In 1995, a deal was struck between CPS and the State of Illinois, a deal which gave control of CPS to Mayor Richard M. Daley. Part of the arrangement called for the Chicago Board of Education to have the flexibility to mingle education funds with funds formerly earmarked only for pensions. As part of the deal, the General Assembly agreed to let CPS quit paying anything into the pension fund for 10 years and, instead, use the money for other things, like teacher salaries, with the hope that the state would boost its contributions in that period. (Yeah, right.)
In an article written by Greg Hinz in November of 2012 and published in Crain’s Chicago Business, the story continues. It’s a great article, and you should read the whole thing. Here’s a big part of it:
“For awhile, according to Mr. (Kevin) Huber (executive director of the Chicago Teachers’ Pension Fund), things worked out all right. With the stock market taking off in the late 1990s, CTPF’s “funded ratio” of assets to anticipated liabilities actually topped 100 percent for a couple of years…
But when the market dropped, so did the funded ratio. By 2005, it was down to 79 percent — due not only to the market decline but to the absence of a cumulative 2 billion dollar pension-payment holiday (emphasis mine).
In 2006, the board resumed making payments. Then came another crisis and a predictable response: Ron Huberman, CPS chief at the time, went to Springfield and got another, partial pension-payment holiday. This one lasted from 2011-13 and allowed the board to put in only $200 million a year — not the $600 million it was supposed to contribute.
Though then Chicago Teachers Union Vice President Jesse Sharkey says he recalls the union objected in Springfield, other sources say any objection was perfunctory. The key votes were 48-6-3 in the Senate and 92-17-7 in the House, which ought to tell you something.
Why wasn’t there a bigger fight? After all, the funded ratio, predictably, has kept dropping and was down to a miserable 59.76 percent in 2011.
Perhaps the reason is that, financial crisis or not and plummeting funded ratio or not, CPS kept delivering nice, sweet, across-the-board raises to CTU members like clockwork.
Between 1995 and 2011, the board agreed to annual pay increases of between 3 percent and 4 percent every year. And, I stress, those were across-the-board raises, above and beyond the “step” hikes for experience, obtaining a higher college degree, etc.

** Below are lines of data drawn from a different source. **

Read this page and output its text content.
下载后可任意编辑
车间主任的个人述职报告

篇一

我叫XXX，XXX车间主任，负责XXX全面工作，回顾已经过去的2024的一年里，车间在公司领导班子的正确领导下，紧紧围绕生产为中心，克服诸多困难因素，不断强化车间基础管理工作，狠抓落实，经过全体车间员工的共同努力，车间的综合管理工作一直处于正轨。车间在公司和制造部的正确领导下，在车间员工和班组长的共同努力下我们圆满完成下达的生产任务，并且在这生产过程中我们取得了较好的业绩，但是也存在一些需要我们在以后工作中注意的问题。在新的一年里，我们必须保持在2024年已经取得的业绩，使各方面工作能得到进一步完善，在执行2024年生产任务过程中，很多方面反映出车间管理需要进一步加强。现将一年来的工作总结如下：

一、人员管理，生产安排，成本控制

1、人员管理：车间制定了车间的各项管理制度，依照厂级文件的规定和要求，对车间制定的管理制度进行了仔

Put a different way: Between 1995 and 2011, any teacher on the payroll throughout that period was entitled to an 82 percent raise — before step hikes. (Again, emphasis mine)
When Mayor Rahm Emanuel came into office, his new board cancelled the last negotiated 4 percent hike, for 2011. But the horse was way, way, way out of the barn by then.
In 2014, the latest pension holiday will expire. That means CPS and taxpayers are on the hook for at least another $400 million or more in pension payments a year. That’s why you hear officials talking about a $1 billion CPS deficit next year.
The union’s Mr. Sharkey says the CTU clearly understands that no one in the union wants “an insolvent pension fund.” All sides need to sit down as a group and negotiate something, he says. CTPF’s Mr. Huber is holding out hope for a pending bill that would reduce the unfunded liability to zero by 2059 — if, that is, nearly bankrupt Illinois will pony up another $200 million or so a year, and if CPS increases its contributions 7 percent a year, every year.”
If Mr. Sharkey wanted to be honest about not wanting an insolvent pension fund, he’d have said that nobody wants an insolvent pension fund until his people can get every dime they can out of it before it completely collapsed.
So there you have the background. Chicago messed its own bed and now is holding a new funding formula hostage in order to force the rest of us agree to clean it up. You’ve heard them say that it’s not fair that they pay into their own pensions and also pay for downstate pensions with their income tax money. There are more than 2 billion reasons why that’s not true. Cry me a river.